= May Gilbert =

New Zealand artist (1901–1977)

May Oswald Gilbert (16 May 1901 – 21 May 1977) was a New Zealand printmaker and artist, working in watercolours, oils and acrylics. Her work is held in the Christchurch Art Gallery.

== Biography ==
Gilbert was born in 1901 in Parnell, Auckland, the eldest of three sisters; her brother, her sisters, and her all shared the middle name Oswald. The family drapery and haberdashery shop, known as "Paris House", was on Parnell Road opposite St John's Catholic Church. Gilbert attended Epsom Girls' Grammar School, winning a Senior National Scholarship in 1919, and entered Elam School of Fine Arts in 1920, returning in the mid-1930s and attending classes in life drawing and landscapes every year until the early 1940s. She also studied at the private art school Le Foyer.

Gilbert was a member of the Auckland Society of Arts for over 45 years, from 1930 to 1976. She exhibited a set of linocuts there in 1932, and also exhibited with the New Zealand Academy of Fine Arts (1931–42), the Nelson Suter Art Society, and the Canterbury Society of Arts. She was a member of the Rutland Group in Auckland, appearing regularly in catalogues and art reviews between 1938 and 1952. She worked in oil and watercolour, often painting around Auckland with her friend Peggy Spicer; she was also friends with the artists Bessie Christie, Hilda Wiseman, and Dorothy Morton.

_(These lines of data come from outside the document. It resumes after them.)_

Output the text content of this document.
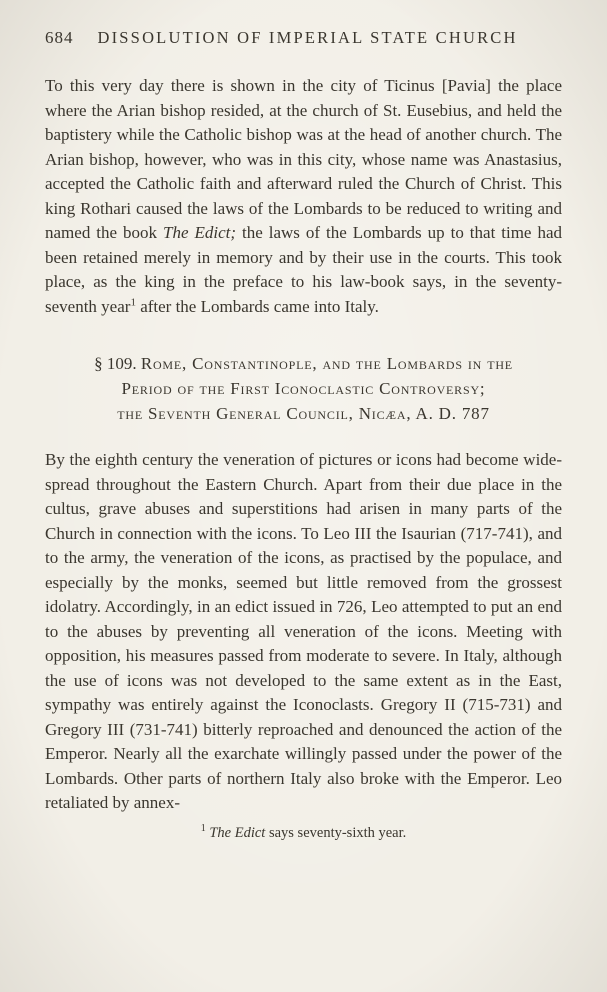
684 DISSOLUTION OF IMPERIAL STATE CHURCH

To this very day there is shown in the city of Ticinus [Pavia] the place where the Arian bishop resided, at the church of St. Eusebius, and held the baptistery while the Catholic bishop was at the head of another church. The Arian bishop, however, who was in this city, whose name was Anastasius, accepted the Catholic faith and afterward ruled the Church of Christ. This king Rothari caused the laws of the Lombards to be reduced to writing and named the book The Edict; the laws of the Lombards up to that time had been retained merely in memory and by their use in the courts. This took place, as the king in the preface to his law-book says, in the seventy-seventh year$^1$ after the Lombards came into Italy.

§ 109. Rome, Constantinople, and the Lombards in the
Period of the First Iconoclastic Controversy;
the Seventh General Council, Nicæa, A. D. 787

By the eighth century the veneration of pictures or icons had become wide-spread throughout the Eastern Church. Apart from their due place in the cultus, grave abuses and superstitions had arisen in many parts of the Church in connection with the icons. To Leo III the Isaurian (717-741), and to the army, the veneration of the icons, as practised by the populace, and especially by the monks, seemed but little removed from the grossest idolatry. Accordingly, in an edict issued in 726, Leo attempted to put an end to the abuses by preventing all veneration of the icons. Meeting with opposition, his measures passed from moderate to severe. In Italy, although the use of icons was not developed to the same extent as in the East, sympathy was entirely against the Iconoclasts. Gregory II (715-731) and Gregory III (731-741) bitterly reproached and denounced the action of the Emperor. Nearly all the exarchate willingly passed under the power of the Lombards. Other parts of northern Italy also broke with the Emperor. Leo retaliated by annex-

$^1$ The Edict says seventy-sixth year.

Gilbert was an art teacher in the 1930s and 1940s, initially at St. Cuthbert's College from 1937 to 1940. She also taught arts and crafts and drawing at the Diocesan School for Girls, which her sisters had attended from 1920 to 1927.

Gilbert never married and spent much of her time looking after other family members, regularly taking the harbour ferry to Devonport for example and walking to Bayswater to baby-sit and return the next day. Art was practised when time permitted, and generally not discussed with her family, though all were aware of her abilities. She travelled overseas twice, producing paintings and sketches each time: first to Hobart, and then in the 1950s to the Cotswolds.

She died in on 21 May 1977, five days after her 76th birthday, leaving paintings to the Auckland Society of Arts to help with their fundraising. She is buried in Purewa Cemetery, Auckland.